Dedy Saptaria Rosa, Asisten Vice President Perencanaan Lingkungan & Kehutanan PTBA, menjelaskan bahwa penggunaan *constructed wetland* di area tambang batu bara PTBA membawa berbagai manfaat keberlanjutan yang signifikan. Metode ini tidak hanya berfungsi sebagai pengolah air limbah tambang, tetapi juga sebagai alat restorasi untuk memulihkan ekosistem yang telah terganggu akibat aktivitas pertambangan. Selain itu, *constructed wetland* menawarkan biaya operasional dan perawatan yang rendah, serta memanfaatkan energi secara berkelanjutan melalui tanaman, menjadikannya solusi yang lebih ramah lingkungan dan mendukung prinsip keberlanjutan.

“Penerapan metode ini merupakan salah satu wujud komitmen Bukit Asam dalam menjalankan prinsip Good Mining Practice,” ujar Dedy dalam keterangannya di Jakarta pada hari Jumat.

PTBA menerapkan dua model utama *constructed wetland* dalam operasional mereka: sistem floating wetland dan swampy forest. Sistem floating wetland merupakan inovasi yang memanfaatkan pipa paralon sebagai platform apung di atas kolam yang berisi air asam tambang. Pipa-pipa ini diisi dengan bahan organik, seperti bokashi dan pupuk tankos, dan ditanami tumbuhan yang berfungsi untuk menyerap logam berat dari air.

Tanaman yang digunakan dalam sistem ini meliputi berbagai jenis yang memiliki kemampuan menyerap unsur logam berat, seperti Akar Wangi (Vetiveria zizanioides), Melati Air (Echinodorus palaefolius), Lonkida (Nauclea orientalis), Jelutung Rawa (Dyera costulata), Balangeran (Shorea balangeran), Gelam (Melaleuca leucadendron), dan Kayu Putih (Melaleuca cajuputi). Akar tanaman ini akan menyebar ke dalam air asam tambang, menyerap unsur logam berat dan membantu memperbaiki kualitas air.

Model kedua, swampy forest, menggabungkan tanaman air dengan tanaman rawa untuk menciptakan lingkungan yang ideal bagi proses penyerapan logam berat. Tanaman-tanaman ini berfungsi untuk mengolah air tambang dan menjadikannya layak digunakan kembali dalam berbagai keperluan operasional.
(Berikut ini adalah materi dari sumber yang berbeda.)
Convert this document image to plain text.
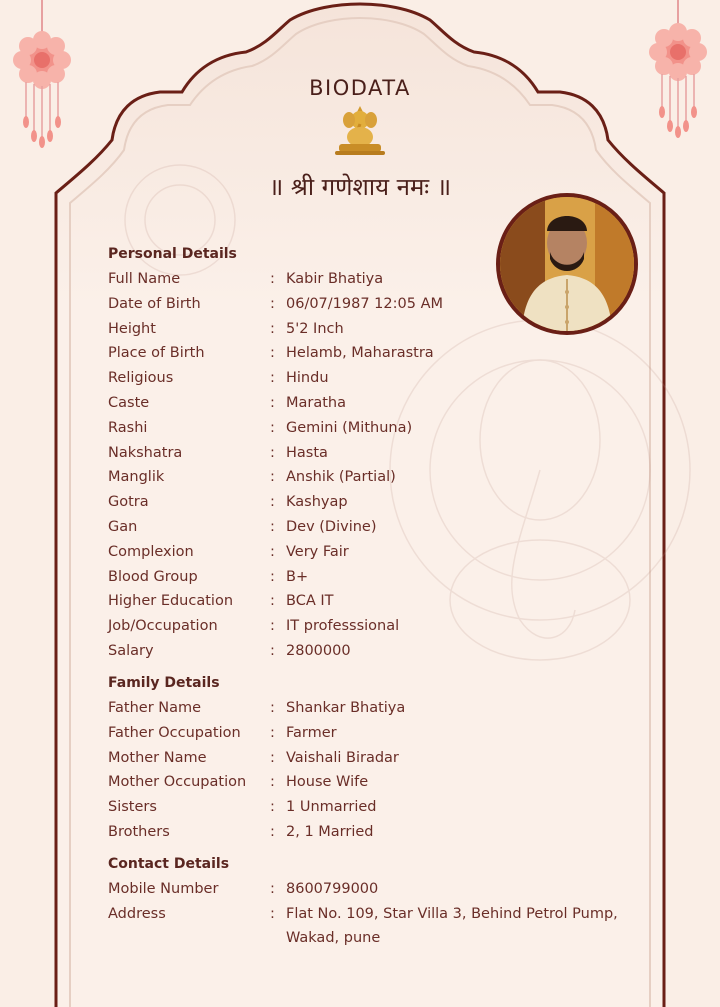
BIODATA
॥ श्री गणेशाय नमः ॥
Personal Details
Full Name	: Kabir Bhatiya
Date of Birth	: 06/07/1987 12:05 AM
Height	: 5'2 Inch
Place of Birth	: Helamb, Maharastra
Religious	: Hindu
Caste	: Maratha
Rashi	: Gemini (Mithuna)
Nakshatra	: Hasta
Manglik	: Anshik (Partial)
Gotra	: Kashyap
Gan	: Dev (Divine)
Complexion	: Very Fair
Blood Group	: B+
Higher Education	: BCA IT
Job/Occupation	: IT professsional
Salary	: 2800000
Family Details
Father Name	: Shankar Bhatiya
Father Occupation : Farmer
Mother Name	: Vaishali Biradar
Mother Occupation : House Wife
Sisters	: 1 Unmarried
Brothers	: 2, 1 Married
Contact Details
Mobile Number	: 8600799000
Address	: Flat No. 109, Star Villa 3, Behind Petrol Pump,
Wakad, pune
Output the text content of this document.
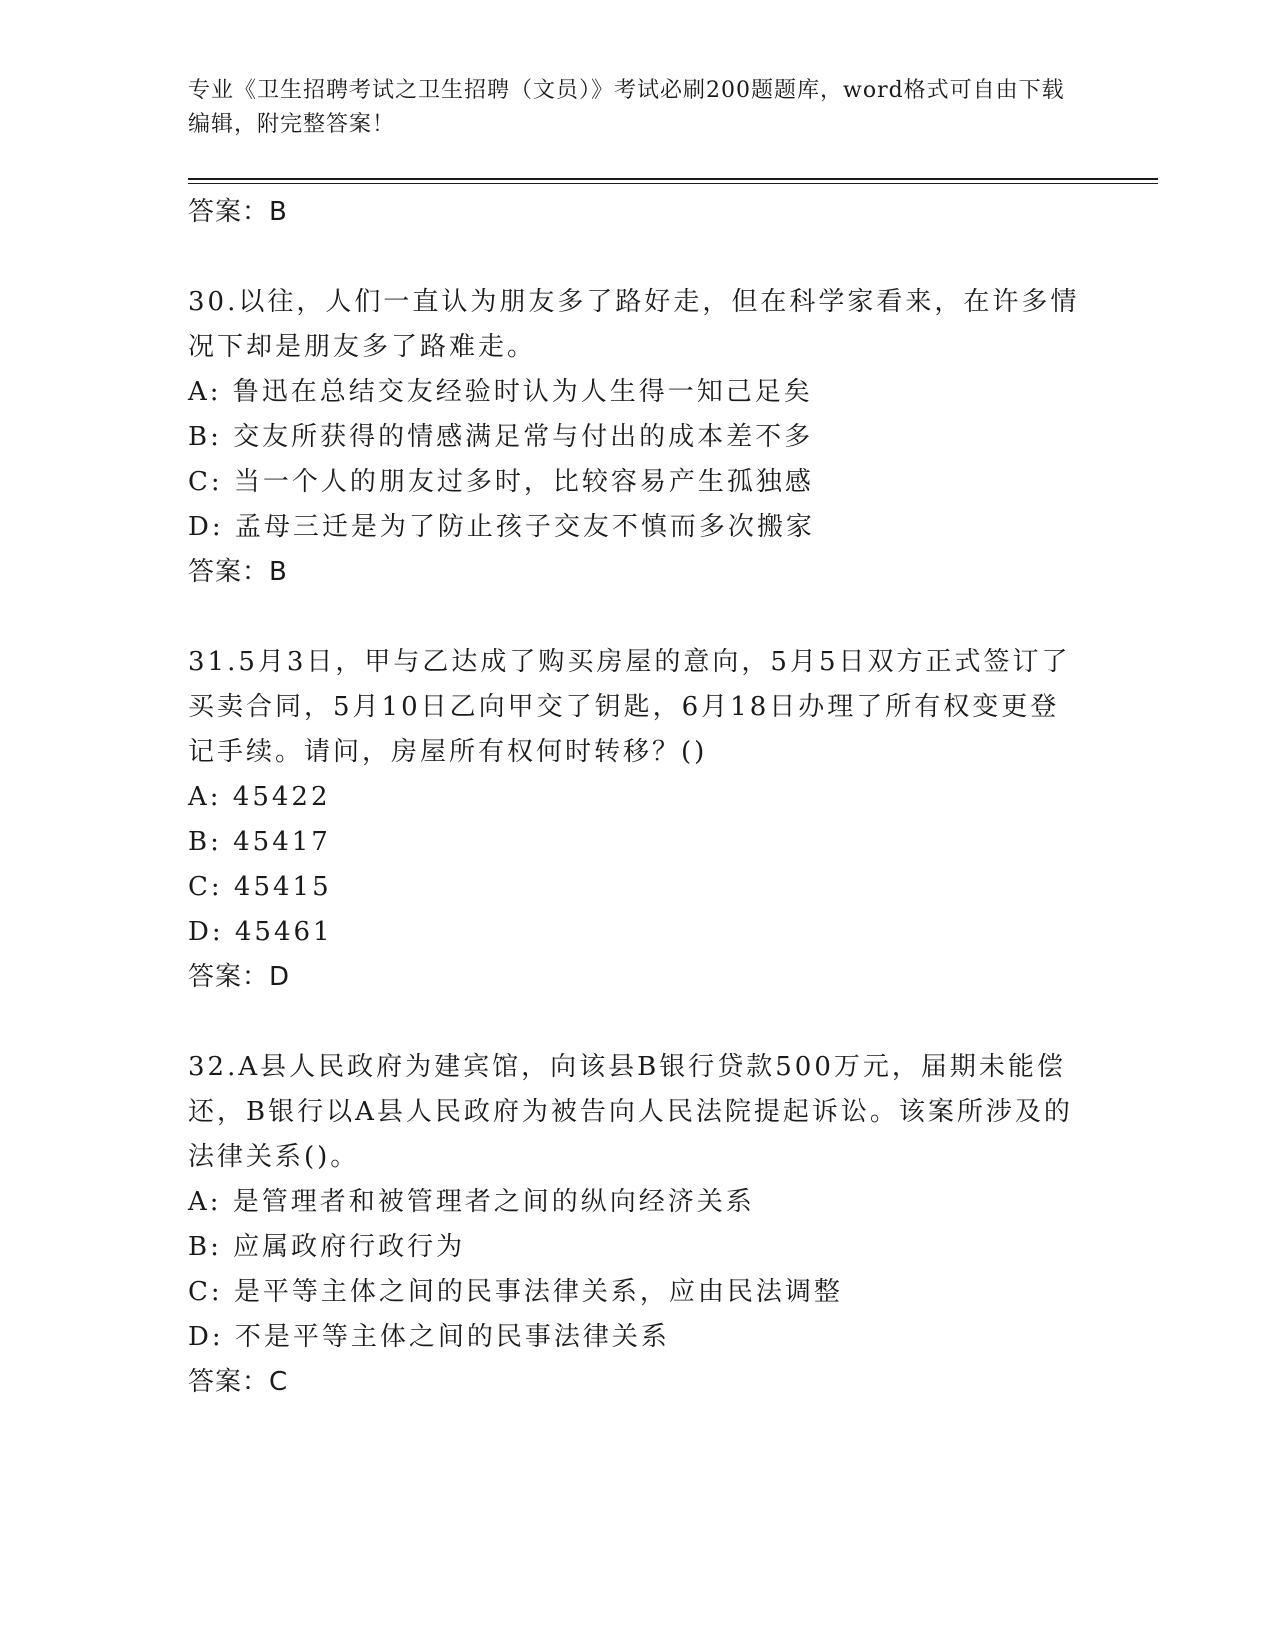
专业《卫生招聘考试之卫生招聘（文员）》考试必刷200题题库，word格式可自由下载编辑，附完整答案！
答案：B

30.以往，人们一直认为朋友多了路好走，但在科学家看来，在许多情况下却是朋友多了路难走。

A: 鲁迅在总结交友经验时认为人生得一知己足矣
B: 交友所获得的情感满足常与付出的成本差不多
C: 当一个人的朋友过多时，比较容易产生孤独感
D: 孟母三迁是为了防止孩子交友不慎而多次搬家
答案：B

31.5月3日，甲与乙达成了购买房屋的意向，5月5日双方正式签订了买卖合同，5月10日乙向甲交了钥匙，6月18日办理了所有权变更登记手续。请问，房屋所有权何时转移？()

A: 45422
B: 45417
C: 45415
D: 45461
答案：D

32.A县人民政府为建宾馆，向该县B银行贷款500万元，届期未能偿还，B银行以A县人民政府为被告向人民法院提起诉讼。该案所涉及的法律关系()。

A: 是管理者和被管理者之间的纵向经济关系
B: 应属政府行政行为
C: 是平等主体之间的民事法律关系，应由民法调整
D: 不是平等主体之间的民事法律关系
答案：C
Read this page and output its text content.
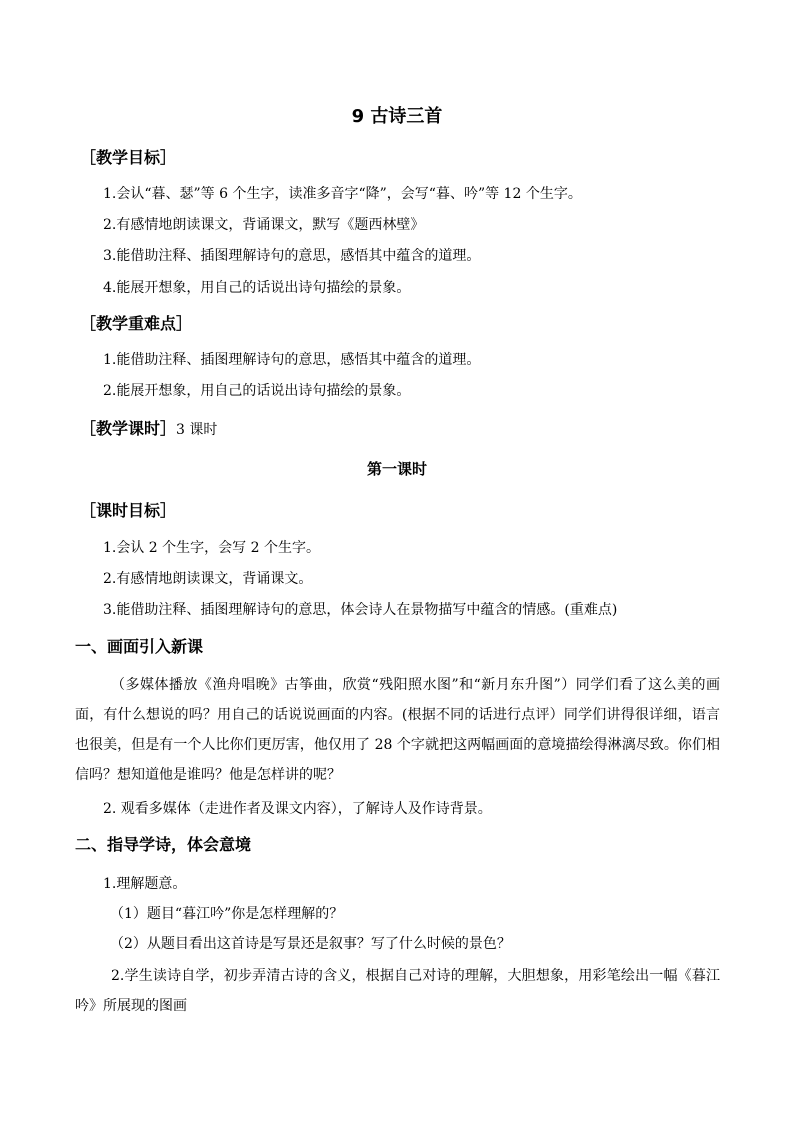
9 古诗三首
［教学目标］
1.会认“暮、瑟”等 6 个生字，读准多音字“降”，会写“暮、吟”等 12 个生字。
2.有感情地朗读课文，背诵课文，默写《题西林壁》
3.能借助注释、插图理解诗句的意思，感悟其中蕴含的道理。
4.能展开想象，用自己的话说出诗句描绘的景象。
［教学重难点］
1.能借助注释、插图理解诗句的意思，感悟其中蕴含的道理。
2.能展开想象，用自己的话说出诗句描绘的景象。
［教学课时］3 课时
第一课时
［课时目标］
1.会认 2 个生字，会写 2 个生字。
2.有感情地朗读课文，背诵课文。
3.能借助注释、插图理解诗句的意思，体会诗人在景物描写中蕴含的情感。(重难点)
一、画面引入新课
（多媒体播放《渔舟唱晚》古筝曲，欣赏“残阳照水图”和“新月东升图”）同学们看了这么美的画面，有什么想说的吗？用自己的话说说画面的内容。(根据不同的话进行点评）同学们讲得很详细，语言也很美，但是有一个人比你们更厉害，他仅用了 28 个字就把这两幅画面的意境描绘得淋漓尽致。你们相信吗？想知道他是谁吗？他是怎样讲的呢？
2. 观看多媒体（走进作者及课文内容），了解诗人及作诗背景。
二、指导学诗，体会意境
1.理解题意。
（1）题目“暮江吟”你是怎样理解的？
（2）从题目看出这首诗是写景还是叙事？写了什么时候的景色？
2.学生读诗自学，初步弄清古诗的含义，根据自己对诗的理解，大胆想象，用彩笔绘出一幅《暮江吟》所展现的图画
Dedy menambahkan bahwa air tambang yang telah diolah dan memenuhi baku mutu lingkungan kemudian dimanfaatkan untuk berbagai kegiatan, seperti pembersihan fasilitas penanganan batubara (Coal Handling Facility), serta untuk kebutuhan air bersih di perkantoran tambang. “Pemanfaatan air tambang untuk menunjang kegiatan operasional dapat memberikan manfaat yang optimal serta efisien dalam penggunaan air permukaan,” kata Dedy.

Komitmen PTBA terhadap teknik pertambangan yang baik dan keberlanjutan lingkungan tidak hanya sebatas pada inovasi ini. Perusahaan ini terus berupaya untuk memastikan bahwa semua kegiatan operasionalnya berlangsung secara efektif, efisien, aman, dan ramah lingkungan. “Aspek keberlanjutan sangat penting bagi Bukit Asam dalam upaya menghadirkan energi tanpa henti untuk negeri. Ini selaras dengan visi Bukit Asam untuk menjadi perusahaan energi kelas dunia yang peduli lingkungan,” tambah Dedy.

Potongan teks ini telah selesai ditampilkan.